Originally Posted by kanefsky
I'm sure it can't do as good a job of downmixing or other processing without the associated metadata.
Depends on how the metadata has the downmix coeficents set (if at all). For example: most of the time the downmix is done using Dolby Surround encoding, where the stereo surround channels are combined into a single, mono, bandwidth limited surround channel. On my processor, the downmixing keeps the surround channels as stereo and full bandwidth.
I'm sure the metadata improves the quality of any post-processing that's done by the pre-pro.
How? Can you give me some examples?
passing the undecoded audio allows you to choose the best decoder instead of being stuck with whatever is in your player.
What are the differences in decoders? For example, if you were to compare the Dolby Digital decoding in a Walmart HTiB and Mark Levinson No.40 (to use extreme examples), how would the decoding differ? Would the data flagged for the left front channel be sent to that channel differently?
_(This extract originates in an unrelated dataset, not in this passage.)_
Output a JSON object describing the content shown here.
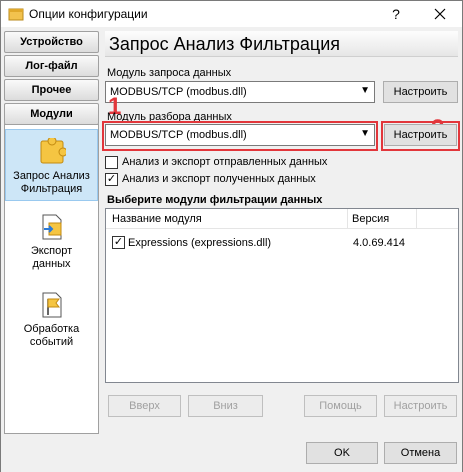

True, although you would think they'd design new codecs to allow for that since they're already passing so many channels of sound and doing various kinds of mixing and splitting depending on your speaker setup.
But that's not what they did. And we have to go by what is, rather than would we wish had been done. However, I do understand their thinking: why send all those streams to the processor when you'll only be listening to a portion of them? Better to live-mix the soundtrack in the player and minimize clogging the pipeline.
I just mean that I have to configure more-or-less the same settings on my HD-DVD player separately from my SD-DVD player, my Blu-ray player, etc. -- with various different features, limitations, user interfaces, quirks, etc.
That's strange. I've never had to do that. I can send a DD or DTS soundtrack natively to my processor and the sound quality will be the same as if I sent the same soundtrack as 6 channels of PCM to my processor. As I said before, there isn't any special secret version of Dolby Digital decoding in my processor. It's the same DD decoding you find elsewhere.